With a new round of stimulus payments coming under the new stimulus deal, many families of college students are hearing that they should declare their college students independent so that they can claim the stimulus payments. That may make sense for some, but it’s not universal good guidance. Here are a few factors to consider:
Both rounds of stimulus are refundable tax credits on your 2020 return. Among other things, that means that if you did not receive a stimulus check, you will get it when you file your taxes. You can only claim the credit if you are NOT claimed as a dependent on someone else’s return. The total credit amount is $1,800– the original $1,200 plus the new $600. That’s key to the decision: In order to be eligible, your student cannot be your dependent on your 2020 taxes.
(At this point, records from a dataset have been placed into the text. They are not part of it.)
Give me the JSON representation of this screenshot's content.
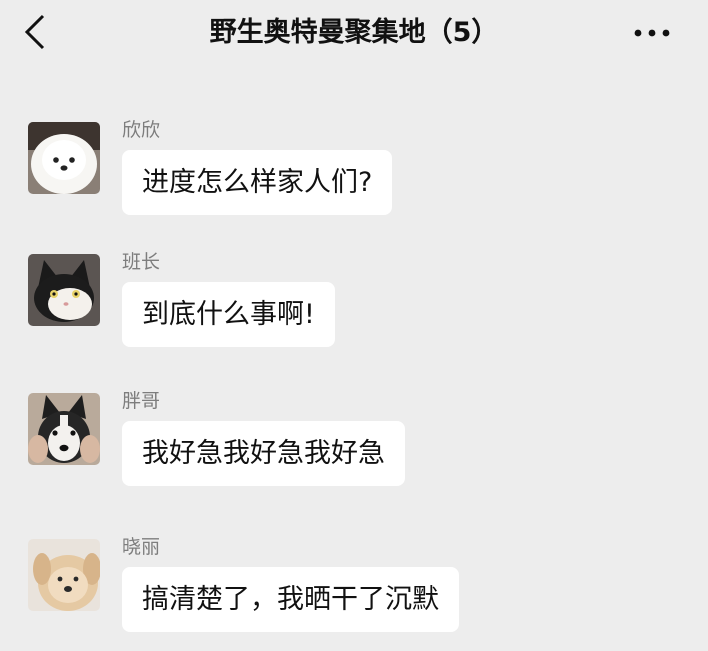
{
  "header": {
    "back_icon": "chevron-left-icon",
    "title": "野生奥特曼聚集地（5）",
    "more_icon": "more-horizontal-icon"
  },
  "messages": [
    {
      "sender": "欣欣",
      "text": "进度怎么样家人们?",
      "avatar": "white-pomeranian-avatar"
    },
    {
      "sender": "班长",
      "text": "到底什么事啊!",
      "avatar": "black-white-cat-avatar"
    },
    {
      "sender": "胖哥",
      "text": "我好急我好急我好急",
      "avatar": "husky-avatar"
    },
    {
      "sender": "晓丽",
      "text": "搞清楚了，我晒干了沉默",
      "avatar": "golden-puppy-avatar"
    }
  ],
  "colors": {
    "background": "#ededed",
    "bubble": "#ffffff",
    "sender_text": "#7d7d7d"
  }
}
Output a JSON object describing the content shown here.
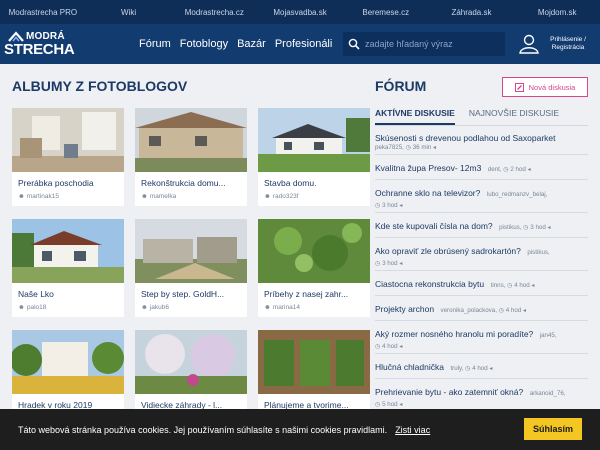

When you do not claim your student, you give up the $500 dependent credit (for dependents over age 17), and you cannot claim the American Opportunity Tax Credit if you are otherwise eligible but do not claim the student as your dependent. That means that parents who do not claim their student give up somewhere between $500-$3,000 in tax benefits on their own return.
Students who are independent must also meet the facts of independence. Generally speaking, that means that parents provide less than half of their support. While this has historically not been an area of great inquiry by the IRS, 2020 may change that if large numbers of 18-to-22-year-olds suddenly file independent and claim stimulus payments. Student loans (taken out by the student), scholarships and withdrawals from 529 accounts might all be used to meet the standard of the student paying at least half of their costs. However, it could be complicated for students who came home in March and remained home until September to make that case.
If you are thinking of letting your student be independent in order to claim the stimulus, you should carefully review your situation– ideally with the help of a tax professional– because young adults who receive stimulus payments improperly are required to return them.